One of the things we don't learn, interestingly enough, is the identity of the author of the book. Though the book is purported to have been written by six "scribes," (four of which are named in this, the first half of the Augustan History: Aelius Spartianus, Julius Capitolinus, "the Right Honourable" Vulcacius Gallicanus, and Aelius Lampridius), it is generally agreed-upon today that all of the authors are actually the same person writing pseudonymously several times. Though this theory has its detractors for the obvious reasons, that all of the authors seem to steal-- I mean, cite all the same sources and that they all seem to write in more or less the exact same style lend credence to the notion. Likewise, there's one humorous slip-up where one author says something to the effect of "as I wrote in..." while making a reference to a chapter that was supposedly written by another author.

However, there's something that ought to be pointed out at this point: the book is funny. I'm personally of the opinion that the book was written to be something of a parody of the historical "genre." There's a bit of sly anti-christian humor in the book, including one little bit where the author refers to a bunch of "useless graves" in the Vatican. For this reason -- and some others -- some people believe the book was actually meant to be a bit of propaganda against the Chritianity of Rome under Constantine (to whom the book is addressed at various times) but I haven't really seen much to back up these claims, so I more or less treat the joking sentiment of this half of the Augustan History as just that: joking. There are a lot of extraordinary errors in this book that would have been apparent to any educated patrician of the time (that is to say the late fourth century A.D. or the early fifth) and I think the fact that no single person would lay his own name on the text itself is a testament to the fact that it was authored by someone fully cognizant of his own deception. I wonder how much humor goes over my head simply because it's been translated from Latin into English. Birley points out a few of these (for example, a pun made by Caracalla after killing and subsequently deifying his own brother was "better divus than vivus" doesn't sound nearly as clever when it's rendered as "better that he's a god than that he's alive") but I'm sure there are subtle things only people who lived in that day and age would pick up on that would never occur to me (or even Birley, apparently). I wonder if this book in its entirety was like The Onion or the Primary Colors of its day.

That being said, it's a fact that there was not very much contemporary history or literature of the period covered in the whole of the Augustan History that still exists now.
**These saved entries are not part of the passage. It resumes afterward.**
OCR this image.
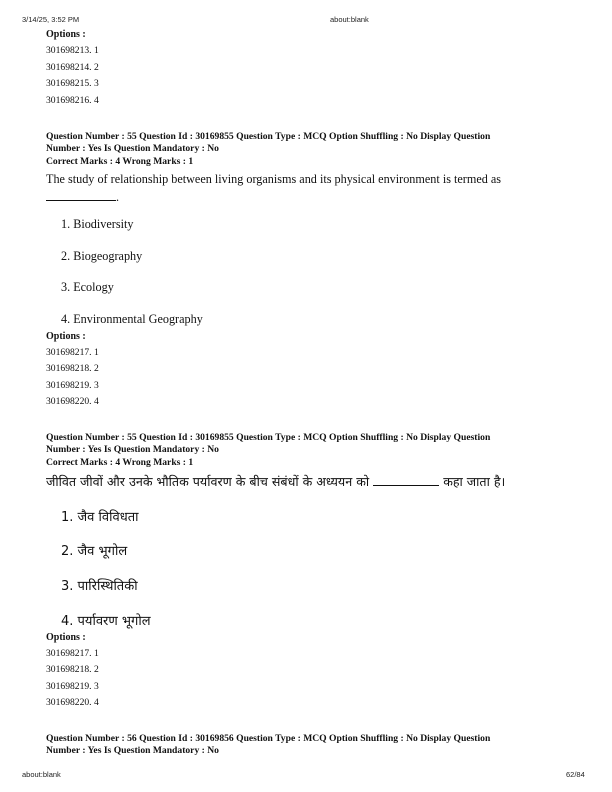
3/14/25, 3:52 PM	about:blank
Options :
301698213. 1
301698214. 2
301698215. 3
301698216. 4
Question Number : 55 Question Id : 30169855 Question Type : MCQ Option Shuffling : No Display Question
Number : Yes Is Question Mandatory : No
Correct Marks : 4 Wrong Marks : 1
The study of relationship between living organisms and its physical environment is termed as
.
1. Biodiversity
2. Biogeography
3. Ecology
4. Environmental Geography
Options :
301698217. 1
301698218. 2
301698219. 3
301698220. 4
Question Number : 55 Question Id : 30169855 Question Type : MCQ Option Shuffling : No Display Question
Number : Yes Is Question Mandatory : No
Correct Marks : 4 Wrong Marks : 1
जीवित जीवों और उनके भौतिक पर्यावरण के बीच संबंधों के अध्ययन को	कहा जाता है।
1. जैव विविधता
2. जैव भूगोल
3. पारिस्थितिकी
4. पर्यावरण भूगोल
Options :
301698217. 1
301698218. 2
301698219. 3
301698220. 4
Question Number : 56 Question Id : 30169856 Question Type : MCQ Option Shuffling : No Display Question
Number : Yes Is Question Mandatory : No
about:blank	62/84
I touched on this point earlier, but it's worth bringing up again because this work -- which may well have been written only half-seriously -- is one of the few resources we have to learn about what historiographers might rightly call Rome's version of the Dark Ages from a research point of view. Overall, I think this book is fascinating as a curiousity, but I only mildly recommend it as a real historical resource. Sure, it's got a lot of really truthful information in it, but at its heart, it's a work whose author might have benefitted from the ancient version of the "node for the ages" maxim.